Storicamente. Laboratorio di storia
Gli Slavi nelle relazioni dei rettori

In numerosi passaggi delle relazioni dei rettori che amministravano l’Istria in rappresentanza di Venezia, la minoranza slava della regione era fatta oggetto di analisi o di commento. In genere, gli abitanti delle campagne erano scarsamente apprezzati, a causa dell’indolenza e della mancanza di iniziativa. Ma si tratta di una caratteristica che, nelle analisi dei podestà, accomunava abitanti vecchi e nuovi e che potrebbe essere in qualche misura influenzata dalle necessità economiche della potenza dominante o dalle difficili condizioni del contesto.
Un riferimento storicamente interessante appare quello del podestà Vito Morosini, del 1560: nella sua relazione l’ufficiale proponeva di affidare il comando della cernida del territorio di Capodistria al Capitano dei Schiavi, poiché «pratico dei costumi e della lingua, che quasi tutti parlano schiavo, et non intendono fatto altra lingua». Solo lui avrebbe potuto vincolare le milizie alla disciplina necessaria all’addestramento (Relazione del Podestà e Capitano di Capodistria Vito Morosini, 1560, Atti e Memorie della Società Istriana di Archeologia e Storia Patria, 6 (1890), 73).
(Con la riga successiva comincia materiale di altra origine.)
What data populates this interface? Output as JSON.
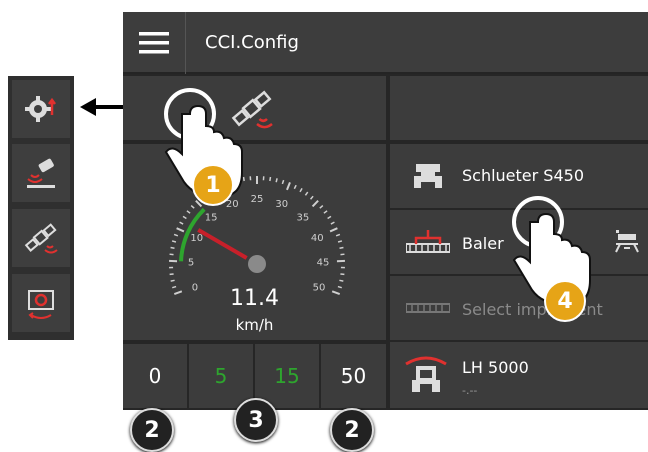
{
  "app": {
    "title": "CCI.Config"
  },
  "speedometer": {
    "value": "11.4",
    "unit": "km/h",
    "ticks": [
      "0",
      "5",
      "10",
      "15",
      "20",
      "25",
      "30",
      "35",
      "40",
      "45",
      "50"
    ],
    "green_range": [
      5,
      15
    ]
  },
  "range_buttons": [
    "0",
    "5",
    "15",
    "50"
  ],
  "implements": [
    {
      "label": "Schlueter S450",
      "sub": ""
    },
    {
      "label": "Baler",
      "sub": ""
    },
    {
      "label": "Select implement",
      "sub": ""
    },
    {
      "label": "LH 5000",
      "sub": "-.--"
    }
  ],
  "callouts": {
    "one": "1",
    "two_left": "2",
    "two_right": "2",
    "three": "3",
    "four": "4"
  },
  "colors": {
    "accent_green": "#2ea52e",
    "needle_red": "#c8202a",
    "badge_orange": "#e6a417"
  }
}
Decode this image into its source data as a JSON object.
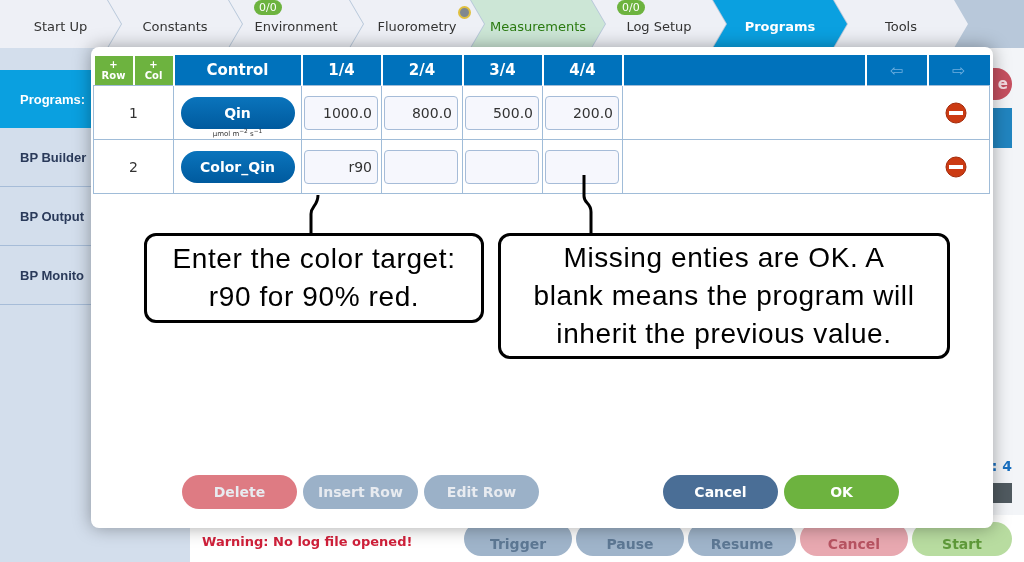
{
  "nav": [
    {
      "label": "Start Up",
      "selected": false,
      "done": false,
      "dot": false
    },
    {
      "label": "Constants",
      "selected": false,
      "done": false,
      "dot": false
    },
    {
      "label": "Environment",
      "selected": false,
      "done": false,
      "badge": "0/0",
      "dot": false
    },
    {
      "label": "Fluorometry",
      "selected": false,
      "done": false,
      "dot": true
    },
    {
      "label": "Measurements",
      "selected": false,
      "done": true,
      "dot": false
    },
    {
      "label": "Log Setup",
      "selected": false,
      "done": false,
      "badge": "0/0",
      "dot": false
    },
    {
      "label": "Programs",
      "selected": true,
      "done": false,
      "dot": false
    },
    {
      "label": "Tools",
      "selected": false,
      "done": false,
      "dot": false
    }
  ],
  "sidebar": {
    "items": [
      {
        "label": "Programs:",
        "selected": true
      },
      {
        "label": "BP Builder",
        "selected": false
      },
      {
        "label": "BP Output",
        "selected": false
      },
      {
        "label": "BP Monito",
        "selected": false
      }
    ]
  },
  "background": {
    "side_button": "e",
    "counter": ": 4",
    "warning": "Warning: No log file opened!",
    "buttons": [
      {
        "label": "Trigger",
        "kind": "neutral"
      },
      {
        "label": "Pause",
        "kind": "neutral"
      },
      {
        "label": "Resume",
        "kind": "neutral"
      },
      {
        "label": "Cancel",
        "kind": "danger"
      },
      {
        "label": "Start",
        "kind": "go"
      }
    ]
  },
  "dialog": {
    "add_buttons": [
      {
        "sign": "+",
        "label": "Row"
      },
      {
        "sign": "+",
        "label": "Col"
      }
    ],
    "header": {
      "control": "Control",
      "steps": [
        "1/4",
        "2/4",
        "3/4",
        "4/4"
      ],
      "arrows": [
        "⇦",
        "⇨"
      ]
    },
    "rows": [
      {
        "number": "1",
        "control": "Qin",
        "unit": "μmol m$^{−2}$ s$^{−1}$",
        "steps": [
          {
            "value": "1000.0"
          },
          {
            "value": "800.0"
          },
          {
            "value": "500.0"
          },
          {
            "value": "200.0"
          }
        ]
      },
      {
        "number": "2",
        "control": "Color_Qin",
        "steps": [
          {
            "value": "r90"
          }
        ]
      }
    ],
    "callouts": [
      {
        "lines": [
          "Enter the color target:",
          "r90 for 90% red."
        ]
      },
      {
        "lines": [
          "Missing enties are OK. A",
          "blank means the program will",
          "inherit the previous value."
        ]
      }
    ],
    "buttons": [
      {
        "label": "Delete",
        "kind": "danger",
        "disabled": true
      },
      {
        "label": "Insert Row",
        "kind": "neutral",
        "disabled": true
      },
      {
        "label": "Edit Row",
        "kind": "neutral",
        "disabled": true
      },
      {
        "label": "Cancel",
        "kind": "primary",
        "disabled": false
      },
      {
        "label": "OK",
        "kind": "go",
        "disabled": false
      }
    ]
  }
}
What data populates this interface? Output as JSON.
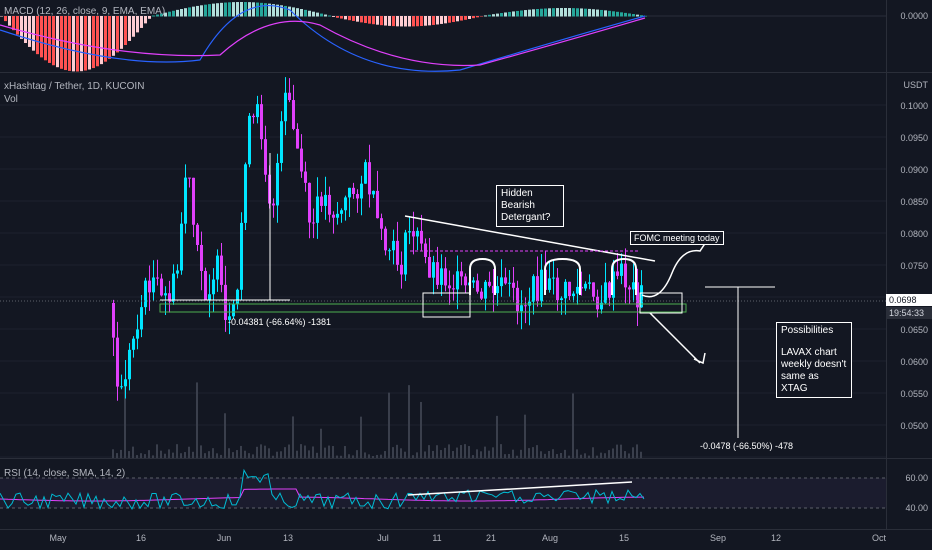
{
  "macd": {
    "legend": "MACD (12, 26, close, 9, EMA, EMA)",
    "axis_label": "0.0000",
    "colors": {
      "hist_up": "#26a69a",
      "hist_up_light": "#b2dfdb",
      "hist_down": "#ff5252",
      "hist_down_light": "#ffcdd2",
      "macd": "#2962ff",
      "signal": "#ff6d00"
    }
  },
  "main": {
    "symbol": "xHashtag / Tether, 1D, KUCOIN",
    "vol_label": "Vol",
    "currency": "USDT",
    "price_ticks": [
      "0.1000",
      "0.0950",
      "0.0900",
      "0.0850",
      "0.0800",
      "0.0750",
      "0.0650",
      "0.0600",
      "0.0550",
      "0.0500"
    ],
    "last_price": "0.0698",
    "countdown": "19:54:33",
    "measure_low": "-0.04381 (-66.64%) -1381",
    "measure_right": "-0.0478 (-66.50%) -478",
    "annotations": {
      "hidden_bearish": "Hidden Bearish Detergant?",
      "fomc": "FOMC meeting today",
      "possibilities_title": "Possibilities",
      "possibilities_body": "LAVAX chart weekly doesn't same as XTAG"
    },
    "colors": {
      "up": "#00e5ff",
      "down": "#e040fb",
      "line": "#ffffff",
      "box": "#4caf50"
    }
  },
  "rsi": {
    "legend": "RSI (14, close, SMA, 14, 2)",
    "ticks": [
      "60.00",
      "40.00"
    ],
    "colors": {
      "rsi": "#00bcd4",
      "ma": "#e040fb"
    }
  },
  "time_axis": [
    "May",
    "16",
    "Jun",
    "13",
    "Jul",
    "11",
    "21",
    "Aug",
    "15",
    "Sep",
    "12",
    "Oct"
  ]
}
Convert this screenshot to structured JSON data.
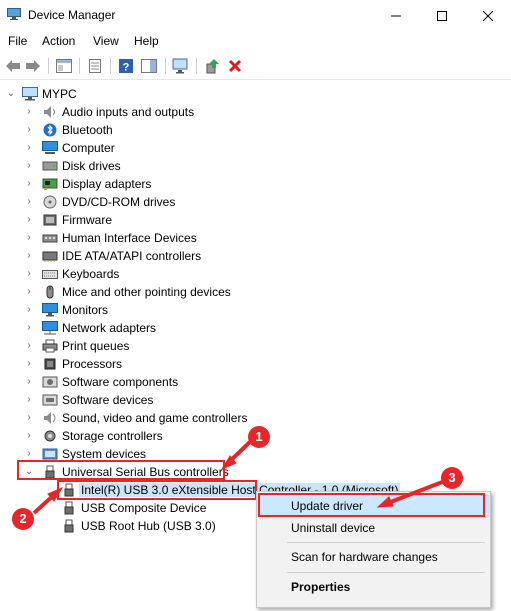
{
  "window": {
    "title": "Device Manager"
  },
  "menu": [
    "File",
    "Action",
    "View",
    "Help"
  ],
  "tree": {
    "root": "MYPC",
    "categories": [
      "Audio inputs and outputs",
      "Bluetooth",
      "Computer",
      "Disk drives",
      "Display adapters",
      "DVD/CD-ROM drives",
      "Firmware",
      "Human Interface Devices",
      "IDE ATA/ATAPI controllers",
      "Keyboards",
      "Mice and other pointing devices",
      "Monitors",
      "Network adapters",
      "Print queues",
      "Processors",
      "Software components",
      "Software devices",
      "Sound, video and game controllers",
      "Storage controllers",
      "System devices"
    ],
    "expanded_category": "Universal Serial Bus controllers",
    "usb_devices": [
      "Intel(R) USB 3.0 eXtensible Host Controller - 1.0 (Microsoft)",
      "USB Composite Device",
      "USB Root Hub (USB 3.0)"
    ]
  },
  "context_menu": {
    "update": "Update driver",
    "uninstall": "Uninstall device",
    "scan": "Scan for hardware changes",
    "properties": "Properties"
  },
  "annotations": [
    "1",
    "2",
    "3"
  ],
  "colors": {
    "annotation": "#e8262a",
    "selection": "#cce4f7",
    "hover": "#cce8ff"
  }
}
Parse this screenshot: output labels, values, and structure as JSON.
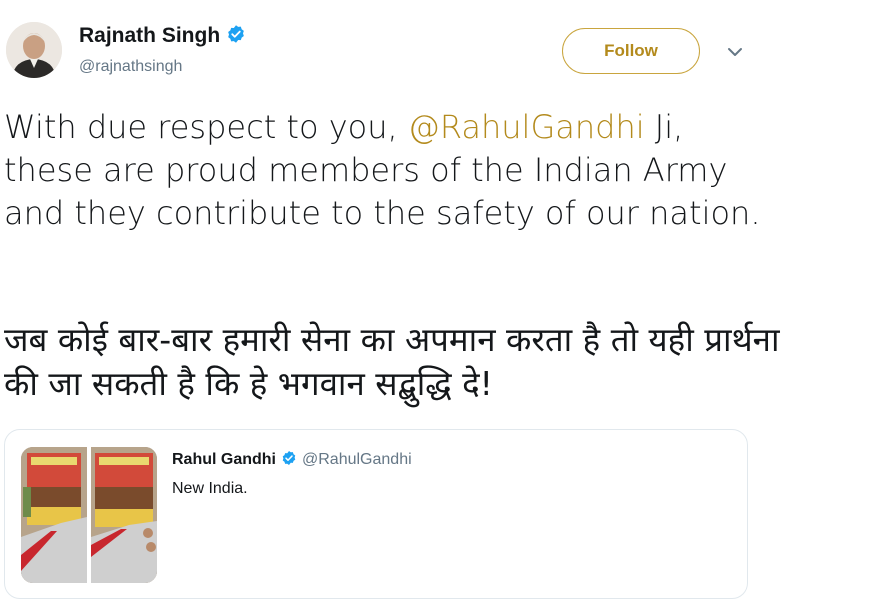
{
  "author": {
    "name": "Rajnath Singh",
    "handle": "@rajnathsingh",
    "verified": true
  },
  "follow_button": {
    "label": "Follow"
  },
  "tweet": {
    "text_before": "With due respect to you, ",
    "mention": "@RahulGandhi",
    "text_after": " Ji, these are proud members of the Indian Army and they contribute to the safety of our nation.",
    "hindi_text": "जब कोई बार-बार हमारी सेना का अपमान करता है तो यही प्रार्थना की जा सकती है कि हे भगवान सद्बुद्धि दे!"
  },
  "quoted_tweet": {
    "name": "Rahul Gandhi",
    "handle": "@RahulGandhi",
    "verified": true,
    "text": "New India."
  },
  "colors": {
    "accent": "#b38a1c",
    "verified": "#1da1f2",
    "text": "#14171a",
    "secondary": "#657786"
  },
  "icons": [
    "verified-badge-icon",
    "chevron-down-icon"
  ]
}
Si tratta di una testimonianza interessante per vari motivi: innanzitutto, il podestà ci dice che gli abitanti delle ville e dei castelli del territorio di Capodistria, alla metà del ’500, erano essenzialmente Slavi, dato che le cernide erano reclutate nel territorio, mentre alle città erano riservati i compiti del controllo della costa e del reclutamento dei marinai, dei piloti e dei rematori per le flotte di Venezia. In secondo luogo, la relazione evidenzia le difficoltà di comunicazione tra i nuovi arrivati e gli ufficiali veneti. Si tratta però di una testimonianza che sarebbe indebito generalizzare all’intero contesto territoriale ed all’intero periodo considerato. Siamo alla metà del ’500, la colonizzazione è ancora un fatto piuttosto recente, e la fase indicata dagli storici con il nome di «stabilizzazione», è ancora da venire. Forse il giudizio è da ridimensionare, in quanto il podestà era certamente l’ultimo arrivato e sarebbe stato il primo ad andarsene: la carica aveva una durata limitata, e non era certo la più ambita, tra quelle cui un ufficiale veneto poteva aspirare.
Nel 1583, Alvise Morosini forniva una testimonianza che potrebbe prestarsi a maggiori generalizzazioni, relazionando sulle difese dell’Istria, che erano affidate a sei compagnie composte in gran parte di Schiavoni e Morlacchi: la componente slava delle milizie sembrava ormai prevalente in gran parte della provincia (Relazione del Podestà e Capitano di Capodistria Alvise Morosini, 1583, AMSI,, 6 (1890), 392).
Alla fine del ’500, sono molte le lodi per il modo in cui il Capitano degli Schiavi gestiva i suoi uomini: il suo gruppo era descritto come il meglio addestrato e disciplinato dell’intera regione.

Sulla situazione dei coloni e sul livello di integrazione da essi raggiunto, appare particolarmente interessante la relazione del Provveditore Basadonna, del 1625.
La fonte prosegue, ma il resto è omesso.